Amid oil threat, Syria might be a way out

Strife-torn Syria has historically had a strategic position in the Middle East as the crossroads of empires and as Iran threatens to close the Persian Gulf's oil shipping route some see Syria as an alternative gateway for pipelines to the Mediterranean.

But for that to happen, Syria, ravaged by a year-old uprising aimed at toppling the minority regime in Damascus, would have to be pacified and probably under a new government.

And for that to happen, there would more than likely have to be outside military intervention or at least a far more aggressive diplomatic effort than has so far been made, to end the bloodletting and install a friendlier regime than President Bashar Assad's Iranian-backed, anti-Western one.

The revolt in Syria shows no sign of ending. The United States is reluctant to mount the kind of operation it endorsed for NATO to support rebels fighting Moammar Gadhafi's Libyan regime in 2011.

But it may come to that because of events in the gulf, where Tehran has warned it will shut down the 112-mile Strait of Hormuz, the only way in and out of the gulf, if the West tries to throttle Iran's vital oil exports.

Blocking Hormuz with mines, missiles or other means would cut off around 17 million barrels shipped through the narrow strait every day. That's one-fifth of the world's oil supplies.

How long the Iranians could sustain that effort in the face of a major U.S. military response is open to question. But there would always be the danger Iran might try to do it again.

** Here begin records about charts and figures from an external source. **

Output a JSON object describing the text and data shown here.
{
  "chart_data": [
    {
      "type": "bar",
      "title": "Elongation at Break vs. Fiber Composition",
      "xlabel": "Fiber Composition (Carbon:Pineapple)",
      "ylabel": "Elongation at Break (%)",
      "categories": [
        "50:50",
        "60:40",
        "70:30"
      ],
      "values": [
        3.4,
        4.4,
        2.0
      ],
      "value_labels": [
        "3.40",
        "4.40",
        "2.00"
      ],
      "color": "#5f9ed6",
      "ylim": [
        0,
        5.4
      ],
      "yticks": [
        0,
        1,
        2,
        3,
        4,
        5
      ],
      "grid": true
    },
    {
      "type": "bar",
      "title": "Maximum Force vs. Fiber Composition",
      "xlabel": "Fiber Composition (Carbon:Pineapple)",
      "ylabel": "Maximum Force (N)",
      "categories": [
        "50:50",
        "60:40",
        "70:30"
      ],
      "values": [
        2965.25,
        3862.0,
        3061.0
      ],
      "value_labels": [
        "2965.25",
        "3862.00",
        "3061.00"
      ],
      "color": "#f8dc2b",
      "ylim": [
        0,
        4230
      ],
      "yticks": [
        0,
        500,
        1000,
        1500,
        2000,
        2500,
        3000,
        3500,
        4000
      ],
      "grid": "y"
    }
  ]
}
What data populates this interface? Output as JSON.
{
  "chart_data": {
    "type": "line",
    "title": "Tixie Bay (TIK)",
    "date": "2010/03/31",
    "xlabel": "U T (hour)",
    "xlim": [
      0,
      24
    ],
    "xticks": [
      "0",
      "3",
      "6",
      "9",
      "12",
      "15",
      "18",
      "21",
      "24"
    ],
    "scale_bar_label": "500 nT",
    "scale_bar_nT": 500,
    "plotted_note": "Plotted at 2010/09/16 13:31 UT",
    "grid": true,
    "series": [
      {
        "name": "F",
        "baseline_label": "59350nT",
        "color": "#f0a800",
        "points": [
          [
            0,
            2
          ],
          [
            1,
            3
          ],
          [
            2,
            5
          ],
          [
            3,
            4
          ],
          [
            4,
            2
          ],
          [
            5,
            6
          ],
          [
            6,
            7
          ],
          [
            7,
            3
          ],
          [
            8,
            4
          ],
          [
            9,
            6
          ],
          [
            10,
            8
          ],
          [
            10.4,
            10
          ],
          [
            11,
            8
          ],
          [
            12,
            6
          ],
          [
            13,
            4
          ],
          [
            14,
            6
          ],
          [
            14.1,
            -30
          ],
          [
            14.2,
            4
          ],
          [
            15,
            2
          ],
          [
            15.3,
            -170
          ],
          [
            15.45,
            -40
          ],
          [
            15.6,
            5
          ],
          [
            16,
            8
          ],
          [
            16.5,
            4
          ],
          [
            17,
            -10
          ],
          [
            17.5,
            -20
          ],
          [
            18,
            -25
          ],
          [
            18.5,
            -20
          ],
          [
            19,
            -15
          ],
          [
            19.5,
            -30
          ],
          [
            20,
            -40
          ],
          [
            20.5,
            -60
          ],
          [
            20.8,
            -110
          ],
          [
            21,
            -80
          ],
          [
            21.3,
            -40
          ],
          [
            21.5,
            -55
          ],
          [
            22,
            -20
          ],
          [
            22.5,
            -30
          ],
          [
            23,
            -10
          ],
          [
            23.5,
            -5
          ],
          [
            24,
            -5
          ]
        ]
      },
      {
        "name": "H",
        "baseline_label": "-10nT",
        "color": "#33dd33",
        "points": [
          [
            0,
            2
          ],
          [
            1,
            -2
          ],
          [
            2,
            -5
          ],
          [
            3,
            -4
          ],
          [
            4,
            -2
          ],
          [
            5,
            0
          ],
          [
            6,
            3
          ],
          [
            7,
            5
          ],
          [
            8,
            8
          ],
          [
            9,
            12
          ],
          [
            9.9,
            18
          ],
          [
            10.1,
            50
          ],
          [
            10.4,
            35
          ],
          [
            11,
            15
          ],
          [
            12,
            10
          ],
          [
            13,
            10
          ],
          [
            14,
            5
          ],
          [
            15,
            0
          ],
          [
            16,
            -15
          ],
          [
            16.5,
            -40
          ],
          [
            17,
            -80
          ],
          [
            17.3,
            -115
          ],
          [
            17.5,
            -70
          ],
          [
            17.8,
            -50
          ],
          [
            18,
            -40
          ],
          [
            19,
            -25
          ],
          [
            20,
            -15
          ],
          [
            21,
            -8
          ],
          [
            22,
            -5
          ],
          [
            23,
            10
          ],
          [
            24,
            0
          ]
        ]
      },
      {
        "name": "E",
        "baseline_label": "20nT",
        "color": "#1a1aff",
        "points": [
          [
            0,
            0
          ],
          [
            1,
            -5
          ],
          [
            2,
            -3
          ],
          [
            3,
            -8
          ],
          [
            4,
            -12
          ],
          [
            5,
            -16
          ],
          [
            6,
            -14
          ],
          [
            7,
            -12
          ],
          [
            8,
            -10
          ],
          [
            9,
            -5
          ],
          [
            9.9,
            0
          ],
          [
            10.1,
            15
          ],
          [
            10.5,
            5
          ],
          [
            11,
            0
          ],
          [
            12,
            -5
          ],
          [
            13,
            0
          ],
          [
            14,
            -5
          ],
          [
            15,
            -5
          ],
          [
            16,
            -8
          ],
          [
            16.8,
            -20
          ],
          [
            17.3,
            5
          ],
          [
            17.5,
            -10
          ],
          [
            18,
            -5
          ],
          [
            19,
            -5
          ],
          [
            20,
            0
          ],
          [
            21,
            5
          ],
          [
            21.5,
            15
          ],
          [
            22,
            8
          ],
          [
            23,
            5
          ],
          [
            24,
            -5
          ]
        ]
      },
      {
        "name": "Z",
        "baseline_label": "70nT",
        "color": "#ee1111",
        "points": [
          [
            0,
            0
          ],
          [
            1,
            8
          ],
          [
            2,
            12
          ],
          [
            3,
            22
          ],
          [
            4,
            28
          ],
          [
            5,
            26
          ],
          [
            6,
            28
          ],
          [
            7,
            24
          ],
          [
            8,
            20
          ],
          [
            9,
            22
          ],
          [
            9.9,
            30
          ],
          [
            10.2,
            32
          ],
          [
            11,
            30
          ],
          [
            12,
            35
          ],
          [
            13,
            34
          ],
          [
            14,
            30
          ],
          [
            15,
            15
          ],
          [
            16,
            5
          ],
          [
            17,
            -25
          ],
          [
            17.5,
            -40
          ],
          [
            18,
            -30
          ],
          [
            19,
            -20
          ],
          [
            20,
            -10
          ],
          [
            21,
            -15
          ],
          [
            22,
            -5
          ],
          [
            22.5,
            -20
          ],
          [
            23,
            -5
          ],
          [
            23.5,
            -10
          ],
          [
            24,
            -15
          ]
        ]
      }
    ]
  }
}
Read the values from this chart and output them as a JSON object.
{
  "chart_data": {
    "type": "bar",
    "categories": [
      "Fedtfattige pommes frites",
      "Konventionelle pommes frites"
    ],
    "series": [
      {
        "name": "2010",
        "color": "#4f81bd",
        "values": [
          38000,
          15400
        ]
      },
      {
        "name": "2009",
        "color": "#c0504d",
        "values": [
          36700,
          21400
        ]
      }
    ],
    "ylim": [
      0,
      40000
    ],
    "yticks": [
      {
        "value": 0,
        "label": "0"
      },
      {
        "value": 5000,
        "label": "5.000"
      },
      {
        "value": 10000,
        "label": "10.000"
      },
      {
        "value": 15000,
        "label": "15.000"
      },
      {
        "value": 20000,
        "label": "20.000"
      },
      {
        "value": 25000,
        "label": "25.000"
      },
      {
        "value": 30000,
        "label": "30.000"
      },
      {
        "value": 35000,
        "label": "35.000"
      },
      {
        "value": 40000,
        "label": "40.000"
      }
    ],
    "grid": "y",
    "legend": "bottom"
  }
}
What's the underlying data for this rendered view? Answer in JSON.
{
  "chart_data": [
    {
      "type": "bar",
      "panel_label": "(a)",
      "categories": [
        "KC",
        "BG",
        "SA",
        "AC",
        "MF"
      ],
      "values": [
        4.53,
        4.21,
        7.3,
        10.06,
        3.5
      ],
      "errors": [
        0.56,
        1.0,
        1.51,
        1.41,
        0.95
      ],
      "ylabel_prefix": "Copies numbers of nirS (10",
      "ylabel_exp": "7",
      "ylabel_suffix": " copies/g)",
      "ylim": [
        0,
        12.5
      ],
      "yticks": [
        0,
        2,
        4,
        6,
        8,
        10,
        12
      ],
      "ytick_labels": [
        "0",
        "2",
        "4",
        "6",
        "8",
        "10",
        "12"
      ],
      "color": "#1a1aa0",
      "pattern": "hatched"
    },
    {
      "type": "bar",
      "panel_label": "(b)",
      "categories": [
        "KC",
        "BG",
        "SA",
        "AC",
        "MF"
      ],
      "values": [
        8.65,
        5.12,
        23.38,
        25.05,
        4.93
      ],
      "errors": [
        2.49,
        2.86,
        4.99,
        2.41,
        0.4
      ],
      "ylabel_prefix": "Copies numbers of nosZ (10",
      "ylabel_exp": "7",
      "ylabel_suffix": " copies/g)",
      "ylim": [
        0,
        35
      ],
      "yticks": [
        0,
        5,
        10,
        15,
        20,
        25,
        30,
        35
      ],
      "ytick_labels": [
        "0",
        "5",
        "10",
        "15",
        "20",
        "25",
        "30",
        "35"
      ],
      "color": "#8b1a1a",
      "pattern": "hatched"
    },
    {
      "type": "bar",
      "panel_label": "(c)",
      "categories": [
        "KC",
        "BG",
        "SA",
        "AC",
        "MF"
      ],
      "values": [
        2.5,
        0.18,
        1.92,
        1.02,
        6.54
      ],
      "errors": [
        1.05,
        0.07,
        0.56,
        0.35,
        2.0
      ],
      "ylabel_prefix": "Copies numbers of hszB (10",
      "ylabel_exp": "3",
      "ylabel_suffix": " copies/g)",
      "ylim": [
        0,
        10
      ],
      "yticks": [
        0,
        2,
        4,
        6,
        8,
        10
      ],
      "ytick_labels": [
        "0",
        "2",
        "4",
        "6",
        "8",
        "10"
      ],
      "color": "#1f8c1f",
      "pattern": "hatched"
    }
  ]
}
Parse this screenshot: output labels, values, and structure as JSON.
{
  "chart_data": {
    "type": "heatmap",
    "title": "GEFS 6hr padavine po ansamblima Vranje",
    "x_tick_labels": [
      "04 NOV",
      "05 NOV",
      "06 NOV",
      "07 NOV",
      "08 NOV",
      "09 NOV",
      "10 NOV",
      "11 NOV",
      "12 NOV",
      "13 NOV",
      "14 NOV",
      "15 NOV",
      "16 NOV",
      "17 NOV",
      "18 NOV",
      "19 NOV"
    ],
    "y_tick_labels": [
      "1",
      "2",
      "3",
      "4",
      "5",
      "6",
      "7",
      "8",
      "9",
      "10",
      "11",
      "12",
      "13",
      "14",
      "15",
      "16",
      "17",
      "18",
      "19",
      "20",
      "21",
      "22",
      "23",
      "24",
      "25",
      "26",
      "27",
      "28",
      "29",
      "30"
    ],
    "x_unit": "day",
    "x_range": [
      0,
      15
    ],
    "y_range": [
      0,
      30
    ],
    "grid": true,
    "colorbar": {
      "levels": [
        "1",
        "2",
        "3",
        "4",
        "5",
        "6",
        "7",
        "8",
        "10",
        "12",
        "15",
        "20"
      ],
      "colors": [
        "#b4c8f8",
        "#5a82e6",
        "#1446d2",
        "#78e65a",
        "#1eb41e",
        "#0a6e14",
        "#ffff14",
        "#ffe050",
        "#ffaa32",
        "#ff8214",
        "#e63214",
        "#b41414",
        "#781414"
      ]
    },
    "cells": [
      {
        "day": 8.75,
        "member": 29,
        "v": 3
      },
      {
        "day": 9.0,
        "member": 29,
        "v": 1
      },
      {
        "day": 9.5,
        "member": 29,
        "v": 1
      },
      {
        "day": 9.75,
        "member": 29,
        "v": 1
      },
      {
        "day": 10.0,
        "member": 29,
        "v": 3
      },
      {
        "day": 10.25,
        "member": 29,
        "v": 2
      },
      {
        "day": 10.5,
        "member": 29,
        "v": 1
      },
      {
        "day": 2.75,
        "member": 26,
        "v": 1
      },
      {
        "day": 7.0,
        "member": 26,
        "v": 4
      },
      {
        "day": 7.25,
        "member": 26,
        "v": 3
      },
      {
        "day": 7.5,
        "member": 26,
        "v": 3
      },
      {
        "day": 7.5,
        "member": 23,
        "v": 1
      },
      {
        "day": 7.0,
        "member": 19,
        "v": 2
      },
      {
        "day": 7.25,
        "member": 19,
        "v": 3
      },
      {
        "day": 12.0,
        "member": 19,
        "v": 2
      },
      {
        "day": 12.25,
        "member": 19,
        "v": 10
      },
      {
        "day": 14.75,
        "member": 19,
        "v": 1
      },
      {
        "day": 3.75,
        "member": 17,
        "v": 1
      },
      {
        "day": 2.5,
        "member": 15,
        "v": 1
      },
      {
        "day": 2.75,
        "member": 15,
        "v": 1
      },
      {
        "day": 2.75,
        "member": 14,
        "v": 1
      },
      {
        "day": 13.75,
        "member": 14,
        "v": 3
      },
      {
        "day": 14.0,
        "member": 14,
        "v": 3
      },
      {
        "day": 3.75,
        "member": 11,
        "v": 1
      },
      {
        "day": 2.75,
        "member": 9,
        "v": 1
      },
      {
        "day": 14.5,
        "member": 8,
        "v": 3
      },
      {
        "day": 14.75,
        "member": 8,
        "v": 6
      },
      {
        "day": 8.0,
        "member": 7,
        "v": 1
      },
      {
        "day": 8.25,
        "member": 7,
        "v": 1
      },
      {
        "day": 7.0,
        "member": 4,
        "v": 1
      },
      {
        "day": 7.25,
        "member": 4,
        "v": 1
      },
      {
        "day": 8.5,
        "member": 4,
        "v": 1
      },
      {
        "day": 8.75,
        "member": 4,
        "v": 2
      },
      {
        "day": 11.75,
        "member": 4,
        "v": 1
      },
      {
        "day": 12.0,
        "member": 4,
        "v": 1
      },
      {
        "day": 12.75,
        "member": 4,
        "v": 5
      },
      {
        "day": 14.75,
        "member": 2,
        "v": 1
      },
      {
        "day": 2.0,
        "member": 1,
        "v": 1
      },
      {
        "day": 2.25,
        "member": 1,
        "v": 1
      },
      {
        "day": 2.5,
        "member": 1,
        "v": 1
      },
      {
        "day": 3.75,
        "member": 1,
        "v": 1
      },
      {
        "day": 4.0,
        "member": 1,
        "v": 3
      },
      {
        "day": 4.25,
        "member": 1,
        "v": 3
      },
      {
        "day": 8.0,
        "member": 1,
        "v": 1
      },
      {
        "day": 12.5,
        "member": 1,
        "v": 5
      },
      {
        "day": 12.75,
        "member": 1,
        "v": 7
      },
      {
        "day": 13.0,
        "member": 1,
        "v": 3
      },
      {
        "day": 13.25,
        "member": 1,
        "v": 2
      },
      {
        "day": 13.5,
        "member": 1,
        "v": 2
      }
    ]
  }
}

Analyst Ronnie Blewer, writing in Asia Times Online, surmised that overland pipelines northward from the gulf to the Mediterranean would be a serious alternative for gulf exports heading to Europe and the United States.

These pipelines would bypass “the most troubling oil chokepoints,” the Strait of Hormuz, the Bab el-Mandeb Strait at the southern end of the Red Sea and the Suez Canal at the northern end.

“Is that a strong driver behind the West's interest in the Syrian rebellion?” Brewer asks.

“Instability all along the oil road is at its highest point in decades, and Syria's history as a perennial spoiler and location as a potential energy path cannot have been missed.”

Apart from the Iranian threat against Hormuz, oil tanker routes face other problems:

- Iran's efforts to dominate its western neighbor Iraq, which is destined to become one of the world's leading oil producers over the next decade, challenging even Saudi Arabia.

The U.S. global security consultancy Stratfor sees Iran's influence, spurred in large part by the Americans' efforts in ousting Saddam Hussein in 2003, as an “arc of influence” that extends through Syria, Iran's Arab ally, and into Lebanon, giving the Islamic Republic access to the Mediterranean.

“The West's strategy is to contain Iran's foreign influence and prevent Iran's development of nuclear weapons,” Blewer observed. “Syria would be a natural target for this strategy.”

- The threat from Somali pirates has extended 1,500 nautical miles into the Indian Ocean and the Red Sea, threatening tanker routes from the gulf to Asia. One tanker was recently hijacked just south of Hormuz.

- Al-Qaida has in recent months seized large swathes of conflict-plagued Yemen, which overlooks the chokepoint Bab el-Mandeb.

- Political upheaval in Egypt, where pro-Western President Hosni Mubarak was forced out in February 2011, has catapulted the anti-Western Muslim Brotherhood and its Islamist allies to the brink of power.

That could lead to a closure of the Suez Canal. Gamal Abdel Nasser did that in 1956, forcing tankers westbound from the gulf to take the 6,000-mile voyage around Africa.

“Properly secured, a pipeline through Israel, Syria or Lebanon to the Mediterranean would be of tremendous value,” Blewer noted. “Until now, a major Syrian pipeline would have been a pipe dream.”

But the basic infrastructure for such a system is already in place.

In the 1940s, Bechtel built a 1,068-mile pipeline from Qaisumah in Saudi Arabia to Sidon port in Lebanon via Syria for what became Saudi Aramco.

The Trans-Arabian pipeline, or Tapline, could pump 500,000 barrels per day. It was closed during the 1967 Mideast war when Israel seized Syria's Golan Heights. It was reopened, but has been shut since 1976, when Lebanon's 15-year civil war erupted.